Ignore the advice on this page and die young!!


Rats can transmit at least 35 diseases to humans, including leptospirosis (very, very common) and the plague (very rare). Other diseases transmittable by rats include: typhus, rabies, tularemia, trichinosis, leishmaniasis, spirilary rat bite fever, and spirochetal jaundice.

In practice, keeping yourself and your dog disease-free is relatively easy, provided you use common sense:

Inoculate your dog. Nothing is more important than a full inoculation. This should inlcude an innouculation for leptospirosis. Some dogs have an adverse reaction to this shot and some areas have a form of lepto that the vaccine does not work to prevent, but any dog that is ratting should have a lepto shot. Period.

Try to reduce your physical contact with the rats. Wear gloves. Put rubber bands around your pants legs in areas where rats are really swarming, and handle rats only by grabbing their tails. Some folks use salad tongs as "rat tongs".

Stay out of puddles and all other water where rats may have urinated. You and your dog can catch leptospirosis by coming into contact with puddles and other water into which a rat may have urinated. Have a ready supply of clean water your dog can drink from so it is less likely to drink from a puddle into which a rat has urinated.

Do not let your dog chew on a rat. Most dogs will bite, shake, snap, and drop a rat in the speed it takes to read this sentence. If your dog attempts to carry or chew on the rat, discourage this by yelling at it, bribing it, or even smacking it (gently) in the muzzle with a leash. In fact, some dogs are simply "mashers" and "crunchers" and there is nothing to be done about it.

After ratting use bleach. Wash you clothes with an extra shot of bleach, take a hot shower, and use bleach on your hands with special attention around the fingernails.

If you get sick, go to a doctor FAST. Most diseases are treatable, but getting to a doctor early is important in every single case. If you cannot afford to go to a doctor, do not go ratting.

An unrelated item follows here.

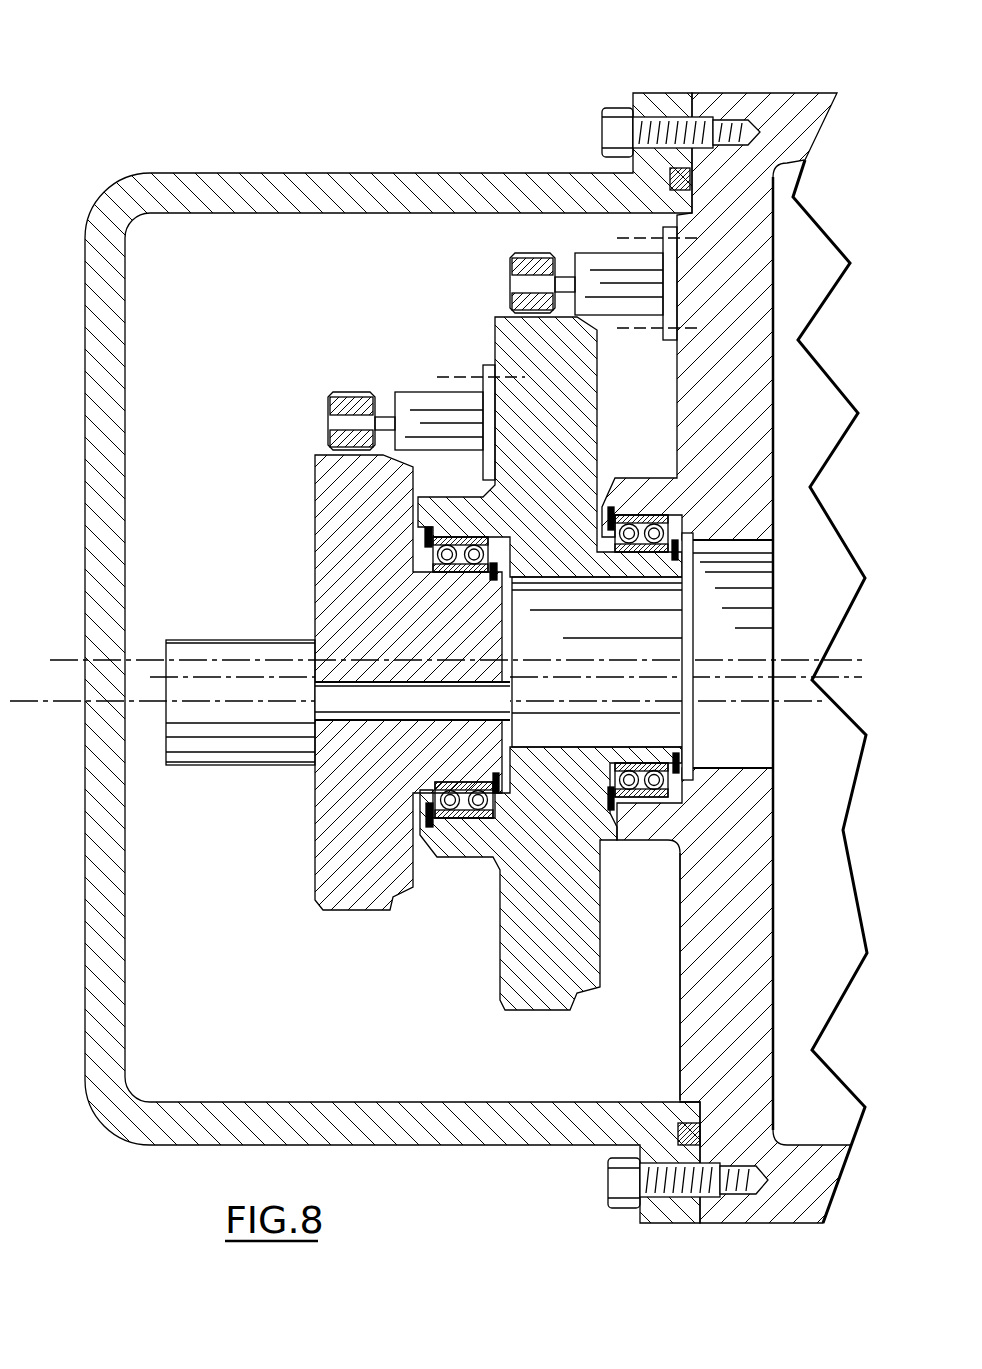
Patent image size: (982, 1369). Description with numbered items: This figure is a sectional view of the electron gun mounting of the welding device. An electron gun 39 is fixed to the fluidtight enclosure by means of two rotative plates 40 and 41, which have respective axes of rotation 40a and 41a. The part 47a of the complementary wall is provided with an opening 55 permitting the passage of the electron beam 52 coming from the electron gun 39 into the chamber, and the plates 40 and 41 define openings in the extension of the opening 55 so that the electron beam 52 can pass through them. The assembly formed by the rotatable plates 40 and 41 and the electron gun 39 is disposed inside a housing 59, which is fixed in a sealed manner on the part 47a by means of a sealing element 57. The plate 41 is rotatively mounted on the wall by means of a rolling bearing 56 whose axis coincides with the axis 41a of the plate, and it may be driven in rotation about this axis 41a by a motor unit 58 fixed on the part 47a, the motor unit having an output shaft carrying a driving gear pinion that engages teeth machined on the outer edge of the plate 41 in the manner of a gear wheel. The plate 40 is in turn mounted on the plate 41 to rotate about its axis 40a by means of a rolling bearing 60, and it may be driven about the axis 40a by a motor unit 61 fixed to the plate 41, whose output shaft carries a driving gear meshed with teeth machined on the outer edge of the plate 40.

Leptospirosis or Weil's Disease

An astonishing 55 percent of all rats are reputed to carry leptospirosis, with over 66 percent of all city rats reportedly infected.   

Nearly every animal can catch leptospirosis -- horses, pigs, cats, dogs, human -- but the rat, ironically, is immune, and lepto is actually 
quite uncommon in dogs and generally impacts dogs younger than 6 months.  


Sepsis of wounds

Most rat-inflicted wounds are minor and can be treated by flushing them well with water and treating with prov-iodine or an anti-bacterial ointment. Check over your dog thoroughly right after you have been ratting, and then again the next day and the next looking for abscesses or infections.